16.10.2001 | 19:00 Uhr |

Trotz Flaute im IT-Bereich haben Sicherheitsfirmen dank Nimda und Co. Hochkonjunktur. Dies gilt jedoch nicht für alle Produkte, die dem Schutz der eigenen Privatsphäre dienen, auch wenn dieser im Interesse aller Internetnutzer liegen dürfte. Das Unternehmen Network Associates hat nun beschlossen, Teile seiner PGP-Sparte zu verkaufen. Dabei ist der Erfolg der Verschlüsselungssoftware "Pretty Good Privacy", die für Privatpersonen kostenlos ist, noch immer ungebrochen.

Trotz Flaute im IT-Bereich haben Sicherheitsfirmen dank Nimda und Co. Hochkonjunktur. Dies gilt jedoch nicht für alle Produkte, die dem Schutz der eigenen Privatsphäre dienen, auch wenn dieser im Interesse aller Internetnutzer liegen dürfte. Das Unternehmen Network Associates hat nun beschlossen, Teile seiner PGP-Sparte zu verkaufen.

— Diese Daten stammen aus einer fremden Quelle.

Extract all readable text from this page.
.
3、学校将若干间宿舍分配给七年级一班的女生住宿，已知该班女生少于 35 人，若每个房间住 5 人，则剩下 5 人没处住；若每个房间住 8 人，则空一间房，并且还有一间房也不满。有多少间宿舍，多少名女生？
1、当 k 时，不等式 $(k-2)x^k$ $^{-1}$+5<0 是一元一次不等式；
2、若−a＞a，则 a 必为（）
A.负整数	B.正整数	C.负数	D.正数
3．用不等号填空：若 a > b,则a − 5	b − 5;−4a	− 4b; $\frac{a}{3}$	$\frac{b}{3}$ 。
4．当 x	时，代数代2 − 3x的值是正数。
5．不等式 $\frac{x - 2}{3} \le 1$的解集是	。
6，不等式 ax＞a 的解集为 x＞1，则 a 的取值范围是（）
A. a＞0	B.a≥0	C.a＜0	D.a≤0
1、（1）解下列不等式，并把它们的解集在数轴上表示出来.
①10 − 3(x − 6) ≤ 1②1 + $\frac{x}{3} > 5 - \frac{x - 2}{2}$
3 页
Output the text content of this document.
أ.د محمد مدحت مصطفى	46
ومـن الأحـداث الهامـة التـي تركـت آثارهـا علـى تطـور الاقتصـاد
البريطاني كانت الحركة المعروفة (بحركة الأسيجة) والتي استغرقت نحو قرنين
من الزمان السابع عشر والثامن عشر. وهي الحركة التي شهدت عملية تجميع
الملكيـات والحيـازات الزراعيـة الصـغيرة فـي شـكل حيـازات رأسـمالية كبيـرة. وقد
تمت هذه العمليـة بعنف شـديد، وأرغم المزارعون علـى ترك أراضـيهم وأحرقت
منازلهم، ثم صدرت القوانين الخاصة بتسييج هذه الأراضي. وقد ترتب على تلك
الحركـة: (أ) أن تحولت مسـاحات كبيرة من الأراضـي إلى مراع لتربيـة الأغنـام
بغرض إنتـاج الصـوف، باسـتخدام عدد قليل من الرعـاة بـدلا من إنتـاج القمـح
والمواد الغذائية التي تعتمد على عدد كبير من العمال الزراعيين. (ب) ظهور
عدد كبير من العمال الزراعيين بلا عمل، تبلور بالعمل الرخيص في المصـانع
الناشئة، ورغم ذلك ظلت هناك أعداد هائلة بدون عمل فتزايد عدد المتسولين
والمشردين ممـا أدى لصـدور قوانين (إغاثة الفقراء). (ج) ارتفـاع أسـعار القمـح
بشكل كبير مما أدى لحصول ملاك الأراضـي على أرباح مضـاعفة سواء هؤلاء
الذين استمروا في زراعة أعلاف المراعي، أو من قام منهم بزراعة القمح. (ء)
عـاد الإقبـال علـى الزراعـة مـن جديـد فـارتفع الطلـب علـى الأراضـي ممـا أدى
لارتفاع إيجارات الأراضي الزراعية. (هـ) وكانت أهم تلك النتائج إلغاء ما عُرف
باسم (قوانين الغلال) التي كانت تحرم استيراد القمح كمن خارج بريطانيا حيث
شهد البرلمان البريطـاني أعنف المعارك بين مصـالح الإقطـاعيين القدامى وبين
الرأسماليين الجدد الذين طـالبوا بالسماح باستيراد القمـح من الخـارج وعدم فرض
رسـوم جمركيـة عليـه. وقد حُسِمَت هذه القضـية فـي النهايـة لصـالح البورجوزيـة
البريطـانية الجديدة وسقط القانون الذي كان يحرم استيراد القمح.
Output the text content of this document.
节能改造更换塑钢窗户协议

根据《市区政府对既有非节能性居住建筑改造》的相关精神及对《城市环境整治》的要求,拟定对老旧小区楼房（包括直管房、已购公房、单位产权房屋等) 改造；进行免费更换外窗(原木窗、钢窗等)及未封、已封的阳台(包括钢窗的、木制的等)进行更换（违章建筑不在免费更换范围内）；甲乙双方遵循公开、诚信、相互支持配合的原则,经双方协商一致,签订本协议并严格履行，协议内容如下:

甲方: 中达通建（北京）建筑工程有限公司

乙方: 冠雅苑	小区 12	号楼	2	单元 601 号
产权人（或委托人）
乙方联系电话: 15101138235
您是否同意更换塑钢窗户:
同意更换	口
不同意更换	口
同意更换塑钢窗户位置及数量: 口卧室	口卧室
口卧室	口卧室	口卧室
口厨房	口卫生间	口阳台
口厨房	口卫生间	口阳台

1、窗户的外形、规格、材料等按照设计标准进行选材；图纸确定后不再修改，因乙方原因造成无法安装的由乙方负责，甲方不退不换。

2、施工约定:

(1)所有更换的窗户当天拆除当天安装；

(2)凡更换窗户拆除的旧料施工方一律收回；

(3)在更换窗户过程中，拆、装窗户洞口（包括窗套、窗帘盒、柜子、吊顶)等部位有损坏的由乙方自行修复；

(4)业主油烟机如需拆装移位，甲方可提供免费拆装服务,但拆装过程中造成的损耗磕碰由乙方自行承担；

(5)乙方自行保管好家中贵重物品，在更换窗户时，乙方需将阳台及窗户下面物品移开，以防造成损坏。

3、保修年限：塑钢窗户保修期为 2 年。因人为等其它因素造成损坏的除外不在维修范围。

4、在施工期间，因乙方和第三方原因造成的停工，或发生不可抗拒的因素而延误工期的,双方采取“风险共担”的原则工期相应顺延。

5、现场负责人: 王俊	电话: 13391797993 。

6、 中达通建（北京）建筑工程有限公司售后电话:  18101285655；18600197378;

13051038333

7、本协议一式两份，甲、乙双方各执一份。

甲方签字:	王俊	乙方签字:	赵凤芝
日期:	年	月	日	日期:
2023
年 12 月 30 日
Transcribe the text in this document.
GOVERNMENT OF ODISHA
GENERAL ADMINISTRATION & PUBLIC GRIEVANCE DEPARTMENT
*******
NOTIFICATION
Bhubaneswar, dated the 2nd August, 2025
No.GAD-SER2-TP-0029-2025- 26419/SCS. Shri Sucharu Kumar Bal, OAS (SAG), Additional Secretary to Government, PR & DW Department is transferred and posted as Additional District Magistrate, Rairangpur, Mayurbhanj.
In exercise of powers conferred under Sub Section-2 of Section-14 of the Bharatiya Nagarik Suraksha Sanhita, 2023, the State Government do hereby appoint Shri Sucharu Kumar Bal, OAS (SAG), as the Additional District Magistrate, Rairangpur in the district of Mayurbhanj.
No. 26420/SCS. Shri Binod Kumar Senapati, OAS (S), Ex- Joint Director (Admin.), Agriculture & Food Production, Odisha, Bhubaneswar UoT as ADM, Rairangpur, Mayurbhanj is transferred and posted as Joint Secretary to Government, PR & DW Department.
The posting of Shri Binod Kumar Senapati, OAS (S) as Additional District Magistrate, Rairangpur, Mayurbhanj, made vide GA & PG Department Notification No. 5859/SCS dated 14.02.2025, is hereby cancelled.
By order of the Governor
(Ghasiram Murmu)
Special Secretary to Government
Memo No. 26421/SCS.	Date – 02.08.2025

1997 hatte das Unternehmen McAfee, das zu Network Associates (NAI) gehört, die Rechte zur kommerziellen Verwertung von "Pretty Good Privacy" (PGP) von seinem Erfinder Philip Zimmermann erworben.

Während eine Freeware-Version für Privatpersonen weiterhin kostenlos im Netz verfügbar ist, sollte McAfees kommerzielle Variante bei Geschäftskunden Absatz finden, die für die Lizenzen bezahlen müssen. Eine Hoffnung, die sich jedoch wohl nicht erfüllt hat.